Donc, je te disais une histoire de guerre, une dénonciation d’une forme de guerre sournoise que les femmes de bien mènent contre les femmes qui répandent le bien. Une guerre féroce, parfois même carrément atroce dans laquelle on retrouve les pires coups tordus, jusque et y compris le meurtre. La femme libre – tout comme l’homme libre, d’ailleurs – est souvent mise au ban, reléguée en quarantaine, écartée, puis, poursuivie, chassée – c’est le cas de Bouche de Rose ou franchement poussée à la mort, c’est le cas de Clara la pazza, celle qui ne pouvait dire que Hou hou !

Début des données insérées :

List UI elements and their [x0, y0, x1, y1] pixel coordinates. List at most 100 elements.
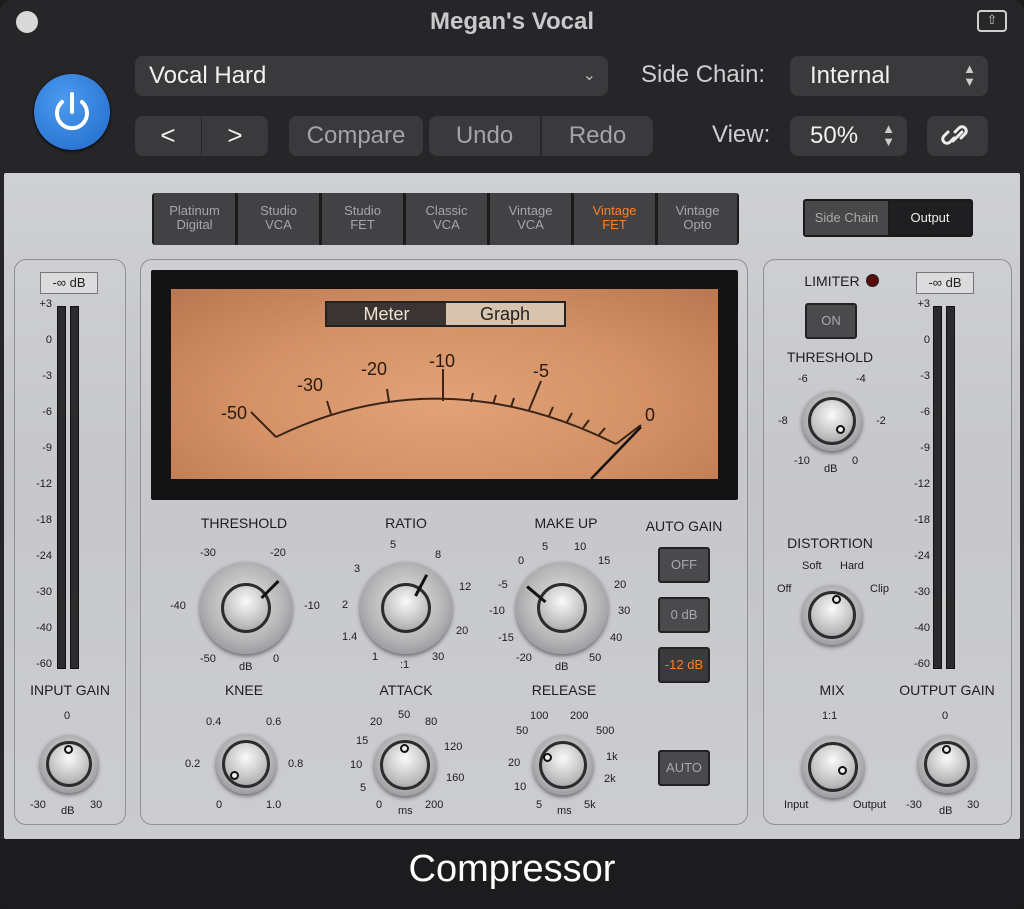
release-tick: 500 — [596, 725, 615, 737]
attack-tick: 50 — [398, 709, 411, 721]
meter-scale-tick: -9 — [920, 442, 930, 454]
meter-scale-tick: -40 — [914, 622, 930, 634]
ratio-tick: 20 — [456, 625, 469, 637]
side-chain-tab[interactable]: Side Chain — [805, 201, 888, 235]
knee-tick: 0.4 — [206, 716, 222, 728]
auto-gain-minus12-button[interactable]: -12 dB — [658, 647, 710, 683]
meter-scale-tick: -24 — [914, 550, 930, 562]
meter-scale-tick: -24 — [36, 550, 52, 562]
release-knob[interactable] — [533, 735, 593, 795]
auto-gain-off-button[interactable]: OFF — [658, 547, 710, 583]
release-tick: 50 — [516, 725, 529, 737]
vu-scale-label: -30 — [297, 375, 324, 395]
ratio-tick: 1.4 — [342, 631, 358, 643]
limiter-on-button[interactable]: ON — [805, 303, 857, 339]
limiter-threshold-knob[interactable] — [802, 391, 862, 451]
release-tick: 1k — [606, 751, 618, 763]
release-tick: 200 — [570, 710, 589, 722]
makeup-knob[interactable] — [516, 562, 608, 654]
next-preset-button[interactable]: > — [202, 116, 268, 156]
side-chain-select[interactable]: Internal ▲ ▼ — [790, 56, 988, 96]
undo-button[interactable]: Undo — [429, 116, 540, 156]
view-label: View: — [712, 121, 771, 148]
threshold-label: THRESHOLD — [200, 515, 288, 531]
attack-tick: ms — [398, 805, 413, 817]
meter-scale-tick: -6 — [920, 406, 930, 418]
makeup-tick: -5 — [498, 579, 508, 591]
attack-knob[interactable] — [374, 734, 436, 796]
makeup-tick: 0 — [518, 555, 525, 567]
attack-tick: 160 — [446, 772, 465, 784]
mix-knob[interactable] — [802, 736, 864, 798]
ratio-tick: 30 — [432, 651, 445, 663]
meter-scale-tick: -30 — [914, 586, 930, 598]
distortion-tick: Clip — [870, 583, 889, 595]
distortion-knob[interactable] — [802, 585, 862, 645]
distortion-tick: Hard — [840, 560, 864, 572]
ratio-tick: 12 — [459, 581, 472, 593]
model-classic-vca[interactable]: Classic VCA — [406, 193, 488, 245]
output-gain-knob[interactable] — [918, 735, 976, 793]
attack-tick: 200 — [425, 799, 444, 811]
model-vintage-fet[interactable]: Vintage FET — [574, 193, 656, 245]
knee-tick: 0 — [216, 799, 223, 811]
up-down-chevron-icon: ▲ ▼ — [882, 121, 895, 149]
model-studio-vca[interactable]: Studio VCA — [238, 193, 320, 245]
input-gain-knob[interactable] — [40, 735, 98, 793]
meter-scale-tick: -9 — [42, 442, 52, 454]
knee-label: KNEE — [224, 682, 264, 698]
preset-name: Vocal Hard — [149, 62, 267, 89]
plugin-name: Compressor — [0, 839, 1024, 909]
power-button[interactable] — [34, 74, 110, 150]
makeup-tick: 50 — [589, 652, 602, 664]
release-tick: 5 — [536, 799, 543, 811]
attack-tick: 20 — [370, 716, 383, 728]
model-vintage-vca[interactable]: Vintage VCA — [490, 193, 572, 245]
preset-menu[interactable]: Vocal Hard ⌄ — [135, 56, 608, 96]
output-gain-tick: 0 — [942, 710, 949, 722]
model-platinum-digital[interactable]: Platinum Digital — [154, 193, 236, 245]
input-gain-tick: -30 — [30, 799, 46, 811]
makeup-tick: 30 — [618, 605, 631, 617]
ratio-tick: 3 — [354, 563, 361, 575]
model-studio-fet[interactable]: Studio FET — [322, 193, 404, 245]
mix-tick: Input — [784, 799, 809, 811]
meter-scale-tick: -30 — [36, 586, 52, 598]
meter-scale-tick: -12 — [36, 478, 52, 490]
model-vintage-opto[interactable]: Vintage Opto — [658, 193, 737, 245]
ratio-knob[interactable] — [360, 562, 452, 654]
makeup-tick: dB — [555, 661, 569, 673]
makeup-tick: 15 — [598, 555, 611, 567]
input-meter-right — [70, 306, 79, 669]
threshold-tick: -40 — [170, 600, 186, 612]
auto-release-button[interactable]: AUTO — [658, 750, 710, 786]
limiter-threshold-tick: dB — [824, 463, 838, 475]
knee-knob[interactable] — [216, 734, 276, 794]
auto-gain-0db-button[interactable]: 0 dB — [658, 597, 710, 633]
meter-scale-tick: -3 — [920, 370, 930, 382]
meter-scale-tick: -12 — [914, 478, 930, 490]
ratio-tick: 8 — [435, 549, 442, 561]
release-tick: 5k — [584, 799, 596, 811]
detach-window-icon[interactable]: ⇧ — [977, 10, 1007, 32]
ratio-tick: 5 — [390, 539, 397, 551]
vu-meter-face: Meter Graph -50 -30 -20 -10 -5 0 — [171, 289, 718, 479]
meter-scale-tick: -18 — [36, 514, 52, 526]
view-zoom-select[interactable]: 50% ▲ ▼ — [790, 116, 907, 156]
mix-tick: 1:1 — [822, 710, 838, 722]
meter-scale-tick: -3 — [42, 370, 52, 382]
compare-button[interactable]: Compare — [289, 116, 423, 156]
up-down-chevron-icon: ▲ ▼ — [963, 61, 976, 89]
previous-preset-button[interactable]: < — [135, 116, 201, 156]
link-button[interactable] — [927, 116, 988, 156]
output-tab[interactable]: Output — [889, 201, 971, 235]
knee-tick: 0.8 — [288, 758, 304, 770]
link-icon — [941, 125, 968, 145]
input-gain-tick: 30 — [90, 799, 103, 811]
redo-button[interactable]: Redo — [542, 116, 653, 156]
threshold-knob[interactable] — [200, 562, 292, 654]
release-tick: 2k — [604, 773, 616, 785]
auto-gain-label: AUTO GAIN — [645, 518, 723, 534]
release-tick: 10 — [514, 781, 527, 793]
meter-scale-tick: -40 — [36, 622, 52, 634]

Alors, dit Lucien l’âne, il n’y a pas que les hommes à être d’aussi exécrables tueurs.


Ainsi Parlaient Marco Valdo M.I. et Lucien Lane




On l’appelait Bouche de Rose,
Elle mettait l’amour au-dessus de tout.
On l’appelait Bouche de Rose,
Elle mettait l’amour par-dessus tout.

Dès son arrivée à la gare
Du village de Saint Hilaire,
Tous s’aperçurent d’un regard
Qu’elle n’avait rien d’un missionnaire.

Y en a qui font l’amour par ennui,
Y en a qui en font une profession,
Bouche de Rose ni l’un ni l’autre,
Elle le faisait par passion.

Mais la passion souvent conduit
À satisfaire ses propres envies
Sans chercher si le bien-aimé
A le cœur libre ou est marié.

Il fallut que cela un jour advienne,
Bouche de Rose s’attira
La colère funeste des chiennes
Auxquelles elle avait piqué leur plat.

Mais les commères du village
Ne brillaient pas par l’initiative ;
Leurs répliques à cet outrage
Se limitèrent à l’invective.

On sait que les gens donnent de bons conseils,
Discourant comme Jésus au Temple,
On sait que les gens donnent de bons conseils
Quand ils ne peuvent donner le mauvais exemple.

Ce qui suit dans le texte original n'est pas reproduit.